Wednesday, September 29, 2021 [Tweets] [Favorites]

The End of AMP?

Dwayne Lafleur (via Hacker News):

Google provided a distinct advantage to sites using AMP – priority placement on the world’s largest traffic source – Google search. I’ve had the pleasure of working with more than twenty thousand publishers in the five years since AMP’s launch, and I don’t believe I’ve ever heard a single reason that a publisher uses AMP other than to obtain this priority placement.

[…]

The good news is that, in May [2021], this is all about to change. Part of the Google update is that all pages with high Page Experience scores are eligible to be in the featured top news carousel. This effectively means that publishers will no longer be forced to use AMP and can instead provide fast, rich experiences on their own domains.

[…]

The good news gets even better; non-AMP pages make considerably more revenue per pageview than AMP pages. Initially, I assumed this was due to the nature of how ads load on AMP, however, recent Antitrust lawsuits have proposed that hindering ad competition was a feature and that all non-amp ad tags, such as my company, Ezoic’s, were delayed by 1 second to make them less effective.

Nick Heer:

Let us hope this marks the rapid decline of a proprietary format designed to replicate the open standards of the web in a way that Google can more readily control and track.

John Wilander:

The Google AMP cache is the cross-site tracking stunt of the decade. How did they get away with serving others’ content under google.com for all these years, with full access to people’s Google login cookies, while making the actual content providers into 3rd-parties?

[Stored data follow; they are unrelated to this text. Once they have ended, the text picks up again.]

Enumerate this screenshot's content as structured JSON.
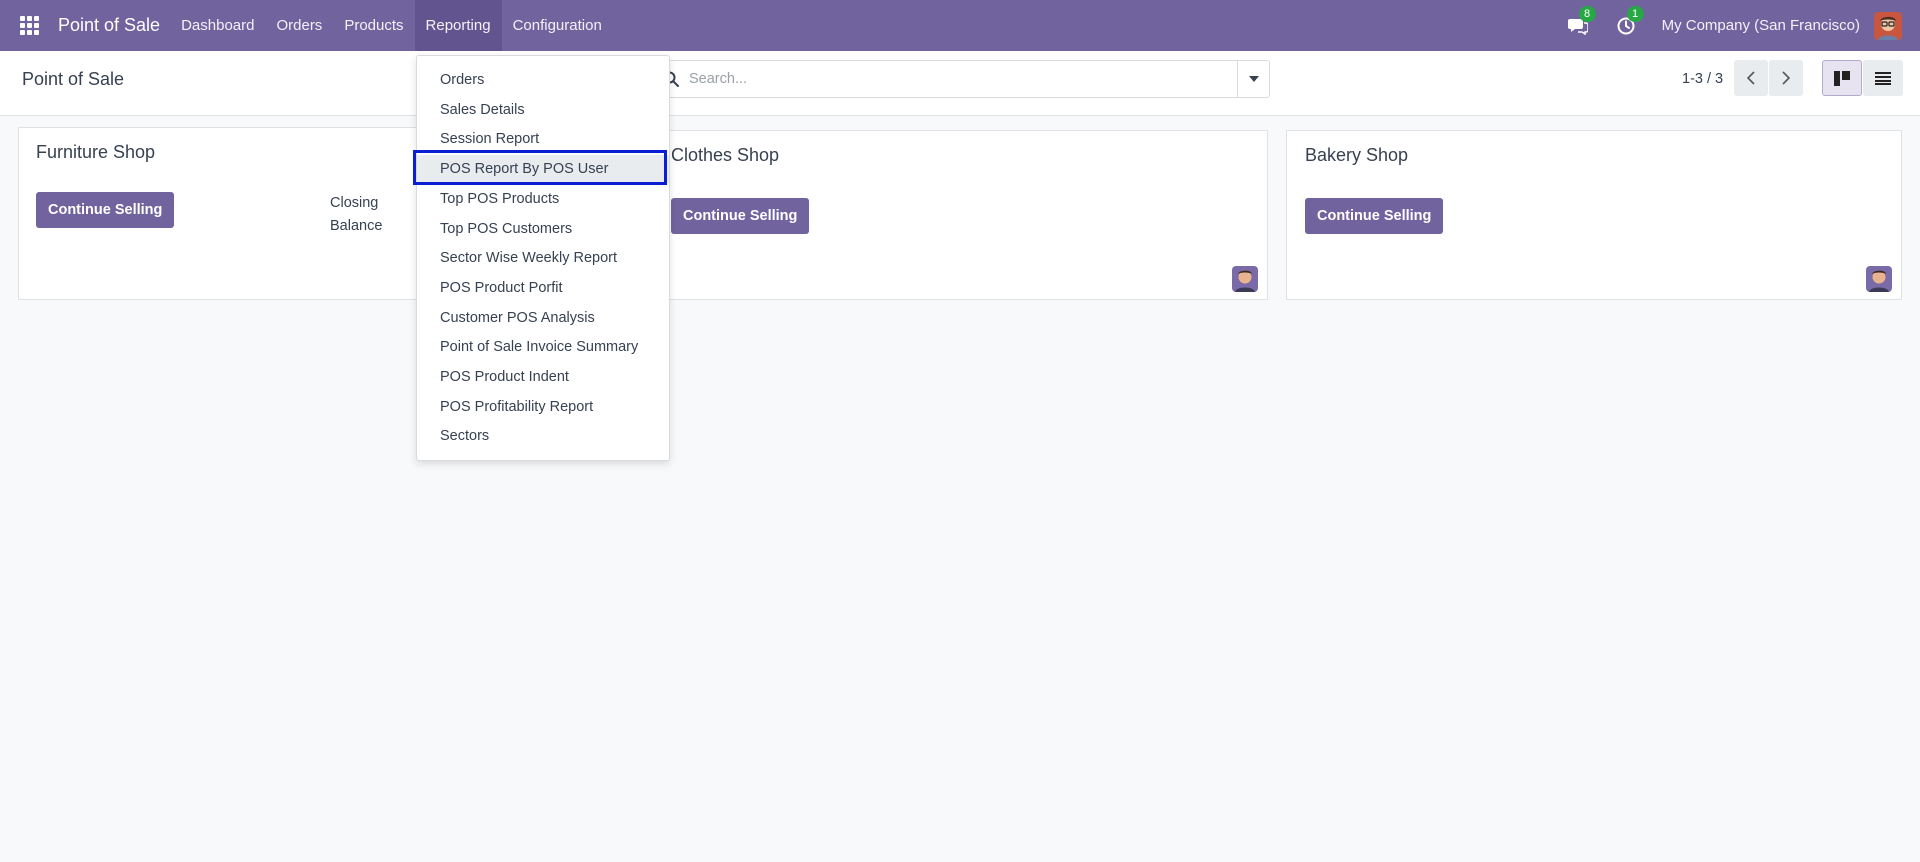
{
  "navbar": {
    "brand": "Point of Sale",
    "menu": [
      "Dashboard",
      "Orders",
      "Products",
      "Reporting",
      "Configuration"
    ],
    "messages_count": "8",
    "activities_count": "1",
    "company": "My Company (San Francisco)"
  },
  "control_panel": {
    "title": "Point of Sale",
    "search_placeholder": "Search...",
    "pager": "1-3 / 3"
  },
  "cards": [
    {
      "title": "Furniture Shop",
      "button": "Continue Selling",
      "closing_label_1": "Closing",
      "closing_label_2": "Balance"
    },
    {
      "title": "Clothes Shop",
      "button": "Continue Selling"
    },
    {
      "title": "Bakery Shop",
      "button": "Continue Selling"
    }
  ],
  "reporting_menu": [
    "Orders",
    "Sales Details",
    "Session Report",
    "POS Report By POS User",
    "Top POS Products",
    "Top POS Customers",
    "Sector Wise Weekly Report",
    "POS Product Porfit",
    "Customer POS Analysis",
    "Point of Sale Invoice Summary",
    "POS Product Indent",
    "POS Profitability Report",
    "Sectors"
  ],
  "colors": {
    "brand": "#71639e",
    "highlight_border": "#0a1fd4",
    "badge": "#28a745"
  }
}
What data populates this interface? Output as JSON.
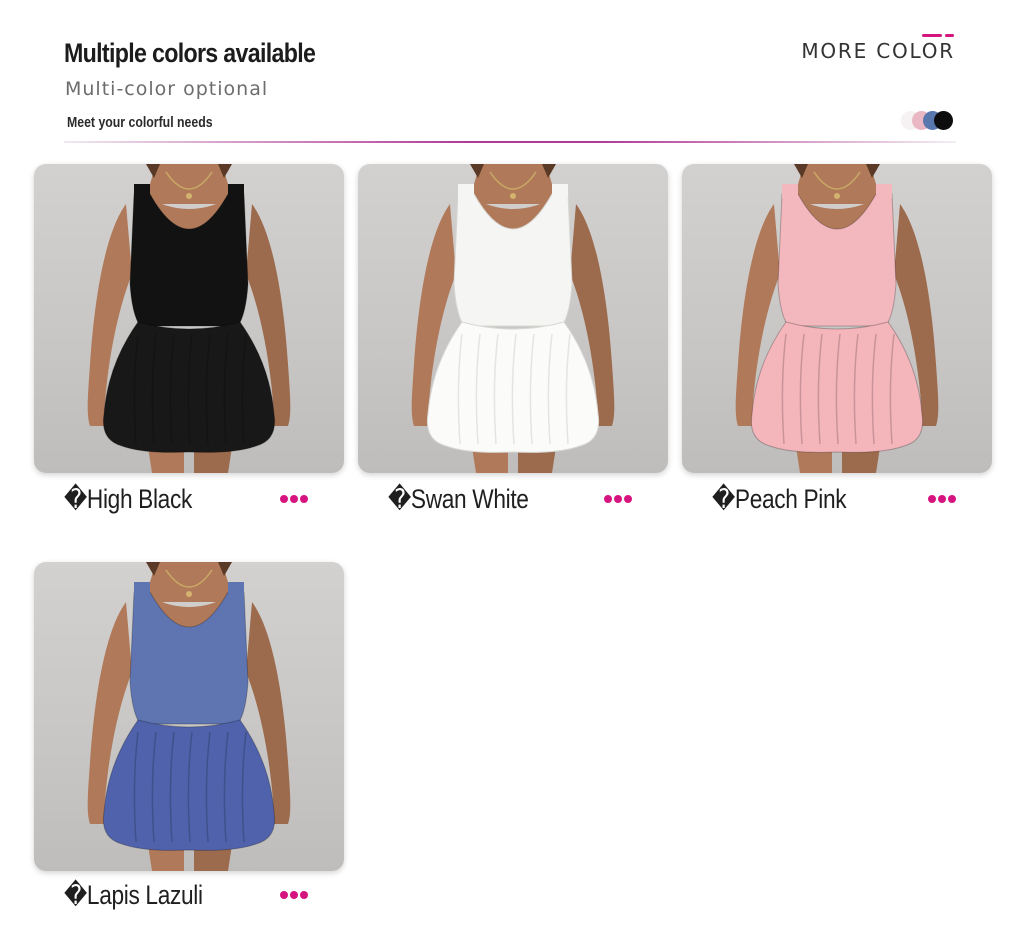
{
  "header": {
    "title": "Multiple colors available",
    "subtitle": "Multi-color optional",
    "tagline": "Meet your colorful needs",
    "more_color_label": "MORE COLOR",
    "accent_color": "#d6147f",
    "swatch_colors": [
      "#f6f1f2",
      "#eab8c4",
      "#5777ad",
      "#0d0d0d"
    ]
  },
  "products": [
    {
      "label": "�High Black",
      "color_name": "High Black",
      "dress_color": "#121212",
      "skirt_color": "#181818",
      "icon": "more-dots-icon"
    },
    {
      "label": "�Swan White",
      "color_name": "Swan White",
      "dress_color": "#f5f5f3",
      "skirt_color": "#fbfbfa",
      "icon": "more-dots-icon"
    },
    {
      "label": "�Peach Pink",
      "color_name": "Peach Pink",
      "dress_color": "#f3b8bd",
      "skirt_color": "#f4b5bb",
      "icon": "more-dots-icon"
    },
    {
      "label": "�Lapis Lazuli",
      "color_name": "Lapis Lazuli",
      "dress_color": "#5f75b2",
      "skirt_color": "#4f62ab",
      "icon": "more-dots-icon"
    }
  ]
}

Marko Saric (via Hacker News):

From the release of the Core Web Vitals and the page experience algorithm, there is no longer any preferential treatment for Accelerated Mobile Pages (AMP) in Google’s search results, Top Stories carousel and the Google News. Google will even remove the AMP badge icon from the search results.

You can now safely ignore Google AMP when building a more diverse and more exciting web without any artificial restrictions set by the adtech giant.

[…]

Google AMP was never popular. It was controversial from the day it was introduced and received a big push back and a lot of hate but Google stuck to its guns for years.

There’s been a lot of antitrust scrutiny on Google and it may have played a role in this change of heart.

Previously:

2 Comments

A friend of mine worked on a native app for a newspaper.
"Why do they need a native app?"
"The web is too slow."

Naturally their site was filled to the brim with bullshit, and the app wasn't.

When AMP was announced I thought it was an attempt to kill all the bullshit on the web. That didn't happen. Not sure if that was even the aim anymore. Still perplexed why companies are OK with bullshit on the web but not in their apps.

Yeah, I kind of loathe the appification of everything and if Amp had fought that, then great. But it sadly didn't and legitimately fast non Amp websites were still punished in search rankings. So screw Amp.

People should decrapify their sites and the web would get much faster. Indeed.